I have a cousin who’s just now setting off into the creative life. I get the feeling that he’s the kind of person who isn’t going to be put off by anyone or anything. He’s just got to do it, and that makes me think he’s on the right track.
I can’t really tell him about succeeding at it the way someone like Robert DeNiro has. My successes have been somewhat more limited. But if he’s looking for a Robert DeNiro type existence, then there’s something I’d really like to tell him.
If you’ve arrived, then your journey’s over.
Anne Lamott in her TedTalk discussed how horrible it can be when a writer attains huge success. It can wreck their lives. And that’s ironic, because you’d think that kind of success would solve all your problems.
She says she knows writers who have achieved massive success who lead miserable existences. She says that major publication won’t save your soul, but writing can. Surely all success isn’t bad, but let’s take a look at it.
If you’ve “arrived,” it means you’ve gotten where you wanted to go. That place may have things you want, and people you want to talk to. In that way, arriving is a great thing.
But the journey is what got you there, the hunger, the excitement, the dream, and ending the journey puts the hunger, the excitement and the dream at risk of ending too. Not to mention that the place you arrive at might not be what you thought it was. It might actually be a trap, seductive or otherwise, that keeps you from going any further.

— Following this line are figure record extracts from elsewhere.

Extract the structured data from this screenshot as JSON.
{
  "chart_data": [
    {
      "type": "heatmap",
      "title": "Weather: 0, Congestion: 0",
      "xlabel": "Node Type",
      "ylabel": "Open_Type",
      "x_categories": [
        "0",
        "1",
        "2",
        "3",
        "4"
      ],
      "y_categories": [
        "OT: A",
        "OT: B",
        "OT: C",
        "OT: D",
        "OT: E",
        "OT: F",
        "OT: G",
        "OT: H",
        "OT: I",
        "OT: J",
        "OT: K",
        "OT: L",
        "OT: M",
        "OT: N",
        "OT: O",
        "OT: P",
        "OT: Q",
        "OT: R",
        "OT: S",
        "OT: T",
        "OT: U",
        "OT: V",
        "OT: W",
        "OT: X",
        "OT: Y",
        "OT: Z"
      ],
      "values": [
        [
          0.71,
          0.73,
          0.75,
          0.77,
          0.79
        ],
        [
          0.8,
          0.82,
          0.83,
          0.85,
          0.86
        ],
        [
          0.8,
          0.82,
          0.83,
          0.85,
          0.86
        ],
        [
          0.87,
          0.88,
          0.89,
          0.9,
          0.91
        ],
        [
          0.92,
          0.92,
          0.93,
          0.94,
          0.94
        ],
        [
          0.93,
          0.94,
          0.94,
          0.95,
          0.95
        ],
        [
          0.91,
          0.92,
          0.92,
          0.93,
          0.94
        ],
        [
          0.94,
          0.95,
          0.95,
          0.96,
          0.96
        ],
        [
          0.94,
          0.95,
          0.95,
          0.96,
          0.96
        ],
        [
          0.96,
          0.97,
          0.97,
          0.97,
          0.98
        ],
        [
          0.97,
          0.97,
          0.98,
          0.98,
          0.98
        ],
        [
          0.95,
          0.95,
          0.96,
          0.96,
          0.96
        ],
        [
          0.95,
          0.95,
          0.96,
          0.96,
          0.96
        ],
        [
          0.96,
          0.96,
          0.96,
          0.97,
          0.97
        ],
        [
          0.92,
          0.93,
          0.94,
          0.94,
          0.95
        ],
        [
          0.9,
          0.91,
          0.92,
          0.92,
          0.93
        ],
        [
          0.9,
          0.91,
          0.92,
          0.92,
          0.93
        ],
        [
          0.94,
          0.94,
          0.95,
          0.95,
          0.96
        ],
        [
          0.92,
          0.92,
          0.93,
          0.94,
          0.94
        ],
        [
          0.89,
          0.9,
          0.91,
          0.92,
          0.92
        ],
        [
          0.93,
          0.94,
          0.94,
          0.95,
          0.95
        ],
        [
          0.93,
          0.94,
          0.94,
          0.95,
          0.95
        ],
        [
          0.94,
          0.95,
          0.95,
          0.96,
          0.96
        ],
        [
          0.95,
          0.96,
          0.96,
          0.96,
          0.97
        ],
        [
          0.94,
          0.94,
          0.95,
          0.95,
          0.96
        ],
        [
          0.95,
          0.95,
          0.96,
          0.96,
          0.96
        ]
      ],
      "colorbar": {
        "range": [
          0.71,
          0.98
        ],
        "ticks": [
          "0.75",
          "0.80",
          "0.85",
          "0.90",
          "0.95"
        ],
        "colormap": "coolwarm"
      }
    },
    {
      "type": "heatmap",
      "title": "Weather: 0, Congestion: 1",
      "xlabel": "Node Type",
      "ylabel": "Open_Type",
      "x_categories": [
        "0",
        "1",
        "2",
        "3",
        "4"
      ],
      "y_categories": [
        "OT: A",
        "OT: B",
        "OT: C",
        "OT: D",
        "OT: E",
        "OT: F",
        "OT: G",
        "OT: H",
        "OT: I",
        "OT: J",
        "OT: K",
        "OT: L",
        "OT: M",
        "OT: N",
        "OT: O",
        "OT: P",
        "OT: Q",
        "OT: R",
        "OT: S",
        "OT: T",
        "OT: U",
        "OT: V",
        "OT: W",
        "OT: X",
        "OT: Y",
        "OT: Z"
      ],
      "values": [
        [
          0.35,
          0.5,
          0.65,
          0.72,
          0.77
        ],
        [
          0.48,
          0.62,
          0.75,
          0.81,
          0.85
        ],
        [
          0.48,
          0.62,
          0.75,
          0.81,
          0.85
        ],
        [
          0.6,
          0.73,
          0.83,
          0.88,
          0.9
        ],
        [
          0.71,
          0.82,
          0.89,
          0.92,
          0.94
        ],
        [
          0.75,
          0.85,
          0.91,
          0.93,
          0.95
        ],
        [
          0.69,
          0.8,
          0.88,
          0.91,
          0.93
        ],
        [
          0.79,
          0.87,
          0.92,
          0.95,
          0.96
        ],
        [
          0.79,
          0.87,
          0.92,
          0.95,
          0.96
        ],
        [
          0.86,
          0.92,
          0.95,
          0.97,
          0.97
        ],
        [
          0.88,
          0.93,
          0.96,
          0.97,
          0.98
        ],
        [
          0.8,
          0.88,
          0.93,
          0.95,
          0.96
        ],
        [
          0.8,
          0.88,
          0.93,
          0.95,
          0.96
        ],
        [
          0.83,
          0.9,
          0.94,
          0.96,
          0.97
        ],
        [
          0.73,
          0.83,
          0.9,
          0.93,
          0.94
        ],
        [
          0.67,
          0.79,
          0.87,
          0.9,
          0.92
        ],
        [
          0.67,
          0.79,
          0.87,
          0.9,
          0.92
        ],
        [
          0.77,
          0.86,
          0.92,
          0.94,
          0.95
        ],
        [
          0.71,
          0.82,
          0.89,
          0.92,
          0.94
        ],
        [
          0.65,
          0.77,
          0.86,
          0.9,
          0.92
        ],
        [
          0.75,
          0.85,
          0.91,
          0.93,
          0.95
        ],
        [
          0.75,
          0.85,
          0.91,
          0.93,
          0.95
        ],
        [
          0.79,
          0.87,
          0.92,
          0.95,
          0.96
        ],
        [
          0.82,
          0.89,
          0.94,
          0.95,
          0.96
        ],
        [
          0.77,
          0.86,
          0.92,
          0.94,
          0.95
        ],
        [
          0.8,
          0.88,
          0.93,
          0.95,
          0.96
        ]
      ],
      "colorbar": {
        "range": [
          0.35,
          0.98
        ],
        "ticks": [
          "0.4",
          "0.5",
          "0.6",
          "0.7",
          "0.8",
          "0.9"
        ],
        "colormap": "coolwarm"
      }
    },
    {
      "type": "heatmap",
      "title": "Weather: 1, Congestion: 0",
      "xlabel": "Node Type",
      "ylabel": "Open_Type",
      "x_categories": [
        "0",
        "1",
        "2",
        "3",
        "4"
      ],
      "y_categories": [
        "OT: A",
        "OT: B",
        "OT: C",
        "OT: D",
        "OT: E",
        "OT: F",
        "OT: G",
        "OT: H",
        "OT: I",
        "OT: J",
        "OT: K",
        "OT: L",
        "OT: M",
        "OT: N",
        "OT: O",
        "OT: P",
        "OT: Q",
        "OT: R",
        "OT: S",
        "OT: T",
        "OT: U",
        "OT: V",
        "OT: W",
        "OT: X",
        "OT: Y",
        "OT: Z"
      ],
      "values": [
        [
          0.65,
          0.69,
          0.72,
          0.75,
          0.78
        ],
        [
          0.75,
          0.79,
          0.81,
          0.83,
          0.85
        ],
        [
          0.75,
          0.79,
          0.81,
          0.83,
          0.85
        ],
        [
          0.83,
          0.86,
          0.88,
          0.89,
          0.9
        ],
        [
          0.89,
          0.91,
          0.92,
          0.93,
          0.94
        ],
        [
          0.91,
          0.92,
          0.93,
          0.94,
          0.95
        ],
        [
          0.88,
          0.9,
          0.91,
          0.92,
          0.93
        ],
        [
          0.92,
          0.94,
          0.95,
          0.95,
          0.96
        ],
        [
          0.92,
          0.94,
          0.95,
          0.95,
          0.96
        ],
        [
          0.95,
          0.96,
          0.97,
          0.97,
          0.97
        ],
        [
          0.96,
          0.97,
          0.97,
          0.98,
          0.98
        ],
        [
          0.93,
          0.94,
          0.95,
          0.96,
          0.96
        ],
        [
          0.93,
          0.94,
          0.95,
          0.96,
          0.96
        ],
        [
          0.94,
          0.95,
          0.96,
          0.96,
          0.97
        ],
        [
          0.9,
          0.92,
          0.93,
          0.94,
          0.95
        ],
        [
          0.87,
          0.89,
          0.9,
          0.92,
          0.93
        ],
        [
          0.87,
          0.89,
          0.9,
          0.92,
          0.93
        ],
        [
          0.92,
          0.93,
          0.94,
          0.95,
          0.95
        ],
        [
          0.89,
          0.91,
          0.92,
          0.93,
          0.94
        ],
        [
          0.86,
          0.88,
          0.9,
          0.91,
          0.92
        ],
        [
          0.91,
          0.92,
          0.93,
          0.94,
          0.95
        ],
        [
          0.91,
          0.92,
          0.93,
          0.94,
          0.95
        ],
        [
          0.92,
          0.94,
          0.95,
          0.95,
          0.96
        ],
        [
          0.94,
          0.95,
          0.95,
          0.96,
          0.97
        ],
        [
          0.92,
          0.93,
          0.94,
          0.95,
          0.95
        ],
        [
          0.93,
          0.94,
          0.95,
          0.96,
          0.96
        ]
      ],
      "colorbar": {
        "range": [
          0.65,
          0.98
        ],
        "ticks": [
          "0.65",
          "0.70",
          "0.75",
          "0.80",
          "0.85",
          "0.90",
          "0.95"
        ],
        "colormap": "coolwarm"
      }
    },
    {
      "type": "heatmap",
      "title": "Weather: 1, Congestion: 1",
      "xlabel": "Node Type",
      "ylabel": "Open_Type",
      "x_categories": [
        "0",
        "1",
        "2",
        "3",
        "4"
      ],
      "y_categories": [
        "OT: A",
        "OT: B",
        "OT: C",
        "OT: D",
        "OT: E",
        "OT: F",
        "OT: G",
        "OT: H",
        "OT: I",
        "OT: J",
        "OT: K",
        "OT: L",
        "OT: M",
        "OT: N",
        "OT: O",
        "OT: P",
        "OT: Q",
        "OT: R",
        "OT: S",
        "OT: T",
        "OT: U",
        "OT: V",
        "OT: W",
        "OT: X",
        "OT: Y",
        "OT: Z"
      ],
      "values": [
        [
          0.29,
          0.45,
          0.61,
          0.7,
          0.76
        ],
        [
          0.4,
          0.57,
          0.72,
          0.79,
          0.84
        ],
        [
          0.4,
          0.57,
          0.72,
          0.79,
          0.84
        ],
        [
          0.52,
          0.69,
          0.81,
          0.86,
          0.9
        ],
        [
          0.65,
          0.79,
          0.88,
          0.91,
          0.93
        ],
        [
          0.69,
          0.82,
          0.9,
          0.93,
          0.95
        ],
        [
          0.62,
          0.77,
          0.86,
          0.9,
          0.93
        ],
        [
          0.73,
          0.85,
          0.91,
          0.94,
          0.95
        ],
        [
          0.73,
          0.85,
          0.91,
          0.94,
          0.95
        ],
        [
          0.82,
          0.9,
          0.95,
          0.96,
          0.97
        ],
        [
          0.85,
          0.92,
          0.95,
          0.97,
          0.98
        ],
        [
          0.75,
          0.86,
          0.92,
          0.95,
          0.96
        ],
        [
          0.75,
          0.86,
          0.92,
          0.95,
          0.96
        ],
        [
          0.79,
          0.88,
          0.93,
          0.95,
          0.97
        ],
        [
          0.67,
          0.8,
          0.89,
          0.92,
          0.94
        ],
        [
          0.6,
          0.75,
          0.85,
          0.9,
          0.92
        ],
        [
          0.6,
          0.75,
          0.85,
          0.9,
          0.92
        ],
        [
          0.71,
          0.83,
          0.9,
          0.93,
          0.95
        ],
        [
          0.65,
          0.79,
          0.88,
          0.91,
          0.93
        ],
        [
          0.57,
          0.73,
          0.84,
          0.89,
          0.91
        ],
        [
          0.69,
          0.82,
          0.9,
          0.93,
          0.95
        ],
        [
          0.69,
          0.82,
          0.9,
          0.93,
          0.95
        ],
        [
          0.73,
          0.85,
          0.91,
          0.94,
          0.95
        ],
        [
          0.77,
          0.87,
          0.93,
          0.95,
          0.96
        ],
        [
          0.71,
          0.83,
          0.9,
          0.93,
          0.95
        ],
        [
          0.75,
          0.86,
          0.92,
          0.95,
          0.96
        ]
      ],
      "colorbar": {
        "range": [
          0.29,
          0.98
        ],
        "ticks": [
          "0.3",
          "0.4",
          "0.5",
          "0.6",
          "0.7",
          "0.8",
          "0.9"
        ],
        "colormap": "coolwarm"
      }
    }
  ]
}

And what if you don’t arrive? Obviously the world isn’t big enough for everyone to be Robert DeNiro, Elvis Costello, Stephen King, so, if we’re not going to arrive at those places, why are we traveling at all? Well, I’m not sure if, in their own estimation, they ever did arrive.
If they did, they went somewhere else afterwards. Which means that they saw that huge success as just another stone on a road they really liked. And if that’s true, then (except for quality of craft) there’s no difference between my journey and DeNiro’s, or Costello’s, or King’s.
Whatever success I’ve achieved doesn’t really do justice to the huge amount of work I’ve had to do to achieve it. But I don’t care. I really enjoyed doing that work.
My cousin’s the kind of guy that will keep plugging away no matter how many obstacles get in the way of his success. What I want to tell him is that if he enjoys trying to succeed, then he’s already got the kind of life he wants. And no matter how seductive the awards and the accolades and the legacy must seem, all they’re good for is providing fuel for further journeys.